Convictions

Checks for Thee, but Not for We?

I’ve not much to say about yesterday’s Boumediene decision that hasn’t been said elsewhere. But let me add one small point:

Critics of the Bush administration’s prosecution of the war on terror often argue that the president’s interpretation of the law (either on his own, or with Congress) cannot be left unreviewed by the federal courts. Too often such critics have invoked, preposterously, the specter of King George III.

Justice Kennedy’s opinion does not embrace the tone or rhetoric of the Bush administration’s more breathless critics, but it does echo ( at pp. 35-36 ) the basic theme that the “political” branches’ interpretation of the Constitution cannot be left unreviewed by the courts. The court invokes Marbury v. Madison for the proposition that to defer to the executive or legislative branch’s interpretation of the Constitution in this case would give rise to “a striking anomaly in our tripartite system of government.” 

Indeed, the court goes so far as to suggest (erroneously) that, absent habeas jurisdiction over Gitmo, “it would be possible for the political branches to govern without legal constraint.”

Such challenges to the unfettered discretion of the other branches are quite ironic: After all, in Boumediene, the Supreme Court defined without “check” or “balance” by the other branches the scope of its own constitutional power to issue the writ of habeas corpus to noncitizens imprisoned in Cuba.

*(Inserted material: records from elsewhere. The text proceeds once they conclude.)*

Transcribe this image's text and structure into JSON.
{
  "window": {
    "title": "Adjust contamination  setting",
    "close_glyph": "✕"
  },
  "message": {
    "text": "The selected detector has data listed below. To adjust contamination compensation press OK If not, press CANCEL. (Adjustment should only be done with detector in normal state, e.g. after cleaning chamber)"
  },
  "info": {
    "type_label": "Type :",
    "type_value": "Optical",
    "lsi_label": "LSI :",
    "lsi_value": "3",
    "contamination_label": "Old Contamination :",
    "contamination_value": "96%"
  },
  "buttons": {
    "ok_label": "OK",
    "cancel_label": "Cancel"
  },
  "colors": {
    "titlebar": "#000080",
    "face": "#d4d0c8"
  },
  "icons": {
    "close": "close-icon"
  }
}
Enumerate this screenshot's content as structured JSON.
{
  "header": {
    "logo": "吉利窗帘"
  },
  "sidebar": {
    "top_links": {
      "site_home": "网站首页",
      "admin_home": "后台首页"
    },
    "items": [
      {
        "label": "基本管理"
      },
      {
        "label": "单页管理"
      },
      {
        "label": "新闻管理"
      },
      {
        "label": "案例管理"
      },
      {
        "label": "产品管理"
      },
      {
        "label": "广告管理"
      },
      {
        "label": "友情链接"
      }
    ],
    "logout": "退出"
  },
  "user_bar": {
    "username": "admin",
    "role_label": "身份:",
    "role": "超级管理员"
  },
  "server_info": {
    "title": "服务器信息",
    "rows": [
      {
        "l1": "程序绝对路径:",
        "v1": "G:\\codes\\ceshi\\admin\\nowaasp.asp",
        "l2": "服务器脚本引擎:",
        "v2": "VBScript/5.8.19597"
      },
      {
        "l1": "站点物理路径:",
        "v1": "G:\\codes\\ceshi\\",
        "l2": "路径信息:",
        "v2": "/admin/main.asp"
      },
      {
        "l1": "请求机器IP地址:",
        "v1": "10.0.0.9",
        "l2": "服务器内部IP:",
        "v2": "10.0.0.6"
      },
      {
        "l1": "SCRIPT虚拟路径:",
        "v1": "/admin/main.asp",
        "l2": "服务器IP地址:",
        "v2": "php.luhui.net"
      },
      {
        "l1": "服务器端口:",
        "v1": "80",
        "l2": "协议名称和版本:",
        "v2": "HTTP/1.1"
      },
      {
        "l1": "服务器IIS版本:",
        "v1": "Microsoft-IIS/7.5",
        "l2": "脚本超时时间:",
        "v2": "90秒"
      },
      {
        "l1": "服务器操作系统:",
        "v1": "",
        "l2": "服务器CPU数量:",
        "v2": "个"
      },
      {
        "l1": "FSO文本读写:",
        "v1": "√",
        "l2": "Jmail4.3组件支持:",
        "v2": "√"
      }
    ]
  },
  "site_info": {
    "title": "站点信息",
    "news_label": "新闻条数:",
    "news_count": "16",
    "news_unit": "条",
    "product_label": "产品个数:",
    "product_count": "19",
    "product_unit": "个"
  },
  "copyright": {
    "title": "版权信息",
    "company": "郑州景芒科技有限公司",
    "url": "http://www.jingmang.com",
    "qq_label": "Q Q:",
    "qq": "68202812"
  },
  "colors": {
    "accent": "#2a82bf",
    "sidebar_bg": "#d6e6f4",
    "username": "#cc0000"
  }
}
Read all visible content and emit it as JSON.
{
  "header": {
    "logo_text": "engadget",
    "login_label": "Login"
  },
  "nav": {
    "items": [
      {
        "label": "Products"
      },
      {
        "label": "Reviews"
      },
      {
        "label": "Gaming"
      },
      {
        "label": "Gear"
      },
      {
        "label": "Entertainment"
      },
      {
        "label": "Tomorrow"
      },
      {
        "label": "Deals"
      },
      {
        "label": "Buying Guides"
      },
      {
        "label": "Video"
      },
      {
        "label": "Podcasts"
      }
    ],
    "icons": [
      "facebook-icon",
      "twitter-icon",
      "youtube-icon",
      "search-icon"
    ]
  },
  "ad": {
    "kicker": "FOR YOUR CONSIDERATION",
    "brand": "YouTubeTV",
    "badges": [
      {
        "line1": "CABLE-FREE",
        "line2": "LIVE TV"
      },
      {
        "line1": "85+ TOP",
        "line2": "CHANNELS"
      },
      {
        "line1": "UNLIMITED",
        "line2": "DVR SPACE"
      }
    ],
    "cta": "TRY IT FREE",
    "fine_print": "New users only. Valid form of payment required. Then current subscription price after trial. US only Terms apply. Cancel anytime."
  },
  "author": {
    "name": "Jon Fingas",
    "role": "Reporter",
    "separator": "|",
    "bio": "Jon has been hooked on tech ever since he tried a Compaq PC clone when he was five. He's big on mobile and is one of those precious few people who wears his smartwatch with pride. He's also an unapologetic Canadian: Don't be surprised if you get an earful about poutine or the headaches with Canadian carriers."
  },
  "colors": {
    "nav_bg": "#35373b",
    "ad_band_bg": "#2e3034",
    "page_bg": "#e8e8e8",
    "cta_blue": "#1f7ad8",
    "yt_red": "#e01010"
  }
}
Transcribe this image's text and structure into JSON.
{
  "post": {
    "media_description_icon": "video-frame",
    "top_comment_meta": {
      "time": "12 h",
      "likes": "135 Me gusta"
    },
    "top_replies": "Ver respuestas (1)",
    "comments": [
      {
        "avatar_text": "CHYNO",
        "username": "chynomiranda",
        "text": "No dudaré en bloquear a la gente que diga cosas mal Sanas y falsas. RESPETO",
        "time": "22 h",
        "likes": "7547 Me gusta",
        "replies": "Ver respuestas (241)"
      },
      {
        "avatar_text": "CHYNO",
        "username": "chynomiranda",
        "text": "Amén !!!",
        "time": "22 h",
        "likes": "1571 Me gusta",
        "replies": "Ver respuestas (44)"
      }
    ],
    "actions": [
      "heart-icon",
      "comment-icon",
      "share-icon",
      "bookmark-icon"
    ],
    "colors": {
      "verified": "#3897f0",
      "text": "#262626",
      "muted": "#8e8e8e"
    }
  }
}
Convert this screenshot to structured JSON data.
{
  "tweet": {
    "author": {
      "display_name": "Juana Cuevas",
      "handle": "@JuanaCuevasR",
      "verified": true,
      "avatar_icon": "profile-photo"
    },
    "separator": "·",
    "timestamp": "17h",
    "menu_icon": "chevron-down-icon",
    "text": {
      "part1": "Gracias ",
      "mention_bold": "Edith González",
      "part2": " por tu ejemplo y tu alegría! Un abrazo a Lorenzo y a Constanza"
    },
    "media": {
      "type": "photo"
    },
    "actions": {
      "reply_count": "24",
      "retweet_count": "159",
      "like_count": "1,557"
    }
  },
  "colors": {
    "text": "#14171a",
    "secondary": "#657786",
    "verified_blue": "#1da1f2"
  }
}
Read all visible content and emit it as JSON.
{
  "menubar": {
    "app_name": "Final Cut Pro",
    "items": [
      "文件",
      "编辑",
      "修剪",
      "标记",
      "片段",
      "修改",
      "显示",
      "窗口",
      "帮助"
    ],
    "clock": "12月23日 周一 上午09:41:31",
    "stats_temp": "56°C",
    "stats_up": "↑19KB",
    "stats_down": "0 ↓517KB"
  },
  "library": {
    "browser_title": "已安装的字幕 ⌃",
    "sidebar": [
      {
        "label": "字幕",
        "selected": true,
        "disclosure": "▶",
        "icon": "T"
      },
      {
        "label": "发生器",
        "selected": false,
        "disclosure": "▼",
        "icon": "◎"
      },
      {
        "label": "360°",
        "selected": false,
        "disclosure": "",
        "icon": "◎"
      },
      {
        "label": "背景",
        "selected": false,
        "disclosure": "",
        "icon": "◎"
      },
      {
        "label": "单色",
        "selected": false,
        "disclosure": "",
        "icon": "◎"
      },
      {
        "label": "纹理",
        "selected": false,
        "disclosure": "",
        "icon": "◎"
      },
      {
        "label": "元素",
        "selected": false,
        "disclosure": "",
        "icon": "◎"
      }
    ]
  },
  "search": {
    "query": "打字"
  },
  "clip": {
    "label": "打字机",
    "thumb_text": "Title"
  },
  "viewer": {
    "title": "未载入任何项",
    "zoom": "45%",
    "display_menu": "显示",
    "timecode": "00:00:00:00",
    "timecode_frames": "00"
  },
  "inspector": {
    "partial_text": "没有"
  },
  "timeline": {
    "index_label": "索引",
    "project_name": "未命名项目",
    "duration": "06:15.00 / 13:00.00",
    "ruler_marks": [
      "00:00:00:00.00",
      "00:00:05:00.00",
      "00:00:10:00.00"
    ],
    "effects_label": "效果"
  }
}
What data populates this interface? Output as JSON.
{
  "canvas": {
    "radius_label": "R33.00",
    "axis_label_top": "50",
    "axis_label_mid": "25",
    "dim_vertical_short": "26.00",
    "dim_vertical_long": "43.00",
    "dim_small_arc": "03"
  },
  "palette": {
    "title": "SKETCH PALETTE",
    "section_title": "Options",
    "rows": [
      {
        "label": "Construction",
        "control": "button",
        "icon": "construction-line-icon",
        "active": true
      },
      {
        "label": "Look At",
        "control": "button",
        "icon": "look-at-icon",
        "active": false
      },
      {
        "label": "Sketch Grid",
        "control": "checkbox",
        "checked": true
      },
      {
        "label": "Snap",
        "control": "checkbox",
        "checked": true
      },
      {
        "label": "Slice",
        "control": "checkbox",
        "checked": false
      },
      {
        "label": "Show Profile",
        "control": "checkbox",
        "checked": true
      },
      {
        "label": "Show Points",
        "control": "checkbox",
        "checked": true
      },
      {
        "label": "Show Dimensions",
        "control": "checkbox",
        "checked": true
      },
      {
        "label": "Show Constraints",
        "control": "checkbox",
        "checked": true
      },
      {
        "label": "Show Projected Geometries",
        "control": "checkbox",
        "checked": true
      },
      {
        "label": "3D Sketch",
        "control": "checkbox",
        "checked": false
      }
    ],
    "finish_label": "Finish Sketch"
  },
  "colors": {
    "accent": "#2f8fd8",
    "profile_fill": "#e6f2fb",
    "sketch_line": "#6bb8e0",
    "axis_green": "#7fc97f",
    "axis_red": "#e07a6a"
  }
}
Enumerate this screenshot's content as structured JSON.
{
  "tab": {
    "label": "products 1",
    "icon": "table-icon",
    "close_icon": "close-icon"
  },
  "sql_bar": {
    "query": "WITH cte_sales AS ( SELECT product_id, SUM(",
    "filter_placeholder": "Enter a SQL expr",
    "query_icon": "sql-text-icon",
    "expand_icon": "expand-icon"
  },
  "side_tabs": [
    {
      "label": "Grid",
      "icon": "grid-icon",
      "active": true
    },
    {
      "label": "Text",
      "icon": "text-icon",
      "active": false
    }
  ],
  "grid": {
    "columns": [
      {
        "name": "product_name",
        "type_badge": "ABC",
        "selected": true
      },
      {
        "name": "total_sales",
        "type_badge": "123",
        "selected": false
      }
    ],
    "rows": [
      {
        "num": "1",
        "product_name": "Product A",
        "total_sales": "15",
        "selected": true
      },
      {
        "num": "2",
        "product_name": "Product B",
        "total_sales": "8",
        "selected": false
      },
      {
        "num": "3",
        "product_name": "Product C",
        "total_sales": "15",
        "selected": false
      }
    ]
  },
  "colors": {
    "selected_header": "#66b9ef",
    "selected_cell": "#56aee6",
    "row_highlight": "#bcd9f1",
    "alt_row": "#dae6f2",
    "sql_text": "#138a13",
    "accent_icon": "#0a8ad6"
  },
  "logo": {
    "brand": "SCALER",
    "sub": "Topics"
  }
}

Of course, it’s hardly novel for the court to determine the scope of its own power: Article III courts make such determinations quite regularly, by reference not merely to the jurisdictional statutes but also to the constitutional doctrines of standing, ripeness, and the like. Yet, so often since 2001, the same groups criticizing the president’s assertion of unreviewed discretion with respect to, say, surveillance or detention issues in the current war are the very same groups that applaud the Supreme Court’s assertion of unreviewed discretion with respect to the jurisdictional aspects of, say, Massachusetts v. EPA .  (To say nothing of the hell they raise when members of Congress propose to limit the court’s jurisdiction by statute.)

Simply put, why do some people applaud the Supreme Court when it asserts unchecked power to define the scope of its own power while they denounce the president (who, unlike the court, is checked by the ballot box, as well as impeachment and the power of the purse) when he attempts to put into effect his definition of the scope of his power under Article II?

Of course, I’m not saying that the court acts improperly when it defines, without a check by the other branches, the scope of its power under Article III or the habeas clause. Hardly. But I’m quite comfortable with the other two branches (or, as the court called them yesterday, repeatedly, “the political branches”) giving effect to their own interpretations of the Constitution, too especially when those two branches are subject to review at the polls.